The Evolution of Yahweh

it is clear that the ancient Hebrews/Israelites and Judeans believed in their God, Yahweh. This is not very surprising or interesting. It would be interesting if there were evidence that the God of the ancient Hebrews was an actual being acting in history. However, there is no reason to believe Yahweh existed anywhere other than in the minds of human beings. It is quite certain that Yahweh is no more real than the other gods of the ancient Near East, such as Marduk, Baal or Moloch, for example. Yahweh is not even the original God of Israel. The original God of Israel was El, not Yahweh, as is clear in the patriarchal narratives: the name Isra- el means “El rules,” not “Yahweh rules”— that would be Isra- yahu.

Studies in religious history have shown that YHWH is a manifestation of a weather god who came to Palestine from the south.

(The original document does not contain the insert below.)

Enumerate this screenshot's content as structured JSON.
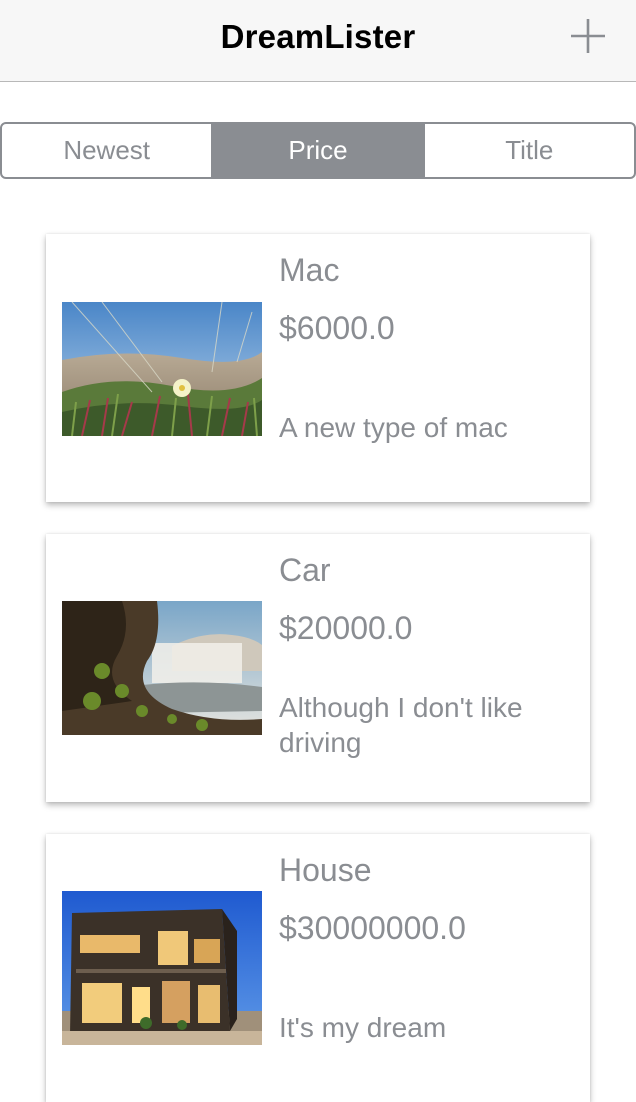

Originally he belonged to the type of storm and war gods such as Baal, Anath, Hadad, Resheph and Chemosh. Many early Israelites understood Yahweh as another name for Baal. He was worshipped in Canaanite shrines. The names Baal and Yahweh and even Hadad were interchangeable. For example, the Ugaritic chief deity was Baal, a storm god. The language and style with which Baal is depicted are quite similar to the depiction of Yahweh in Psalm 29, for example. The earliest poetry about Yahweh in the Hebrew Bible depicts him as a storm god. This is the prevailing theory among scholars specializing in the religions of the ancient Near East.

"In fact, the images of Yahweh as the master of the storm, the “Cloud Rider” (Ps. 68:4; Isa. 19:1), and the transcendent creator God (Isa. 40:28) were probably borrowed from or influenced by Ugaritic or Canaanite literature and their depictions of the gods El and Baal. "5 Victor Matthews: Hebrew Prophets and Their Social World, 9.

It appears that El’s consort, Asherah, was inherited by Yahweh when El and Yahweh were merged. The existence of a Mrs. God, so unseemly to Jewish and Christian orthodoxy, has become widely, though not universally, accepted.

The biblical patriarchs worshipped various localized manifestations of the Canaanite God El but the biblical authors interpret these names as names of the Israelite God, Yahweh. In the belief system of the ancient Israelites, Yahweh evolved from a rather limited, whimsical, tribal war god—a subordinate in the Canaanite pantheon—to the unitary, supreme, moralizing deity during the course of several centuries. Originally, Yahweh was not a specialist in all areas of godhood. When the Israelites settled in Canaan, they turned to the Baal cult for such matters. The elaboration of the ideas of Yahweh as the guarantor of fertility and personal good fortune, as the head of a pantheon, as the creator of the world, and as the judge of the world unfolded gradually during or after the Babylonian exile.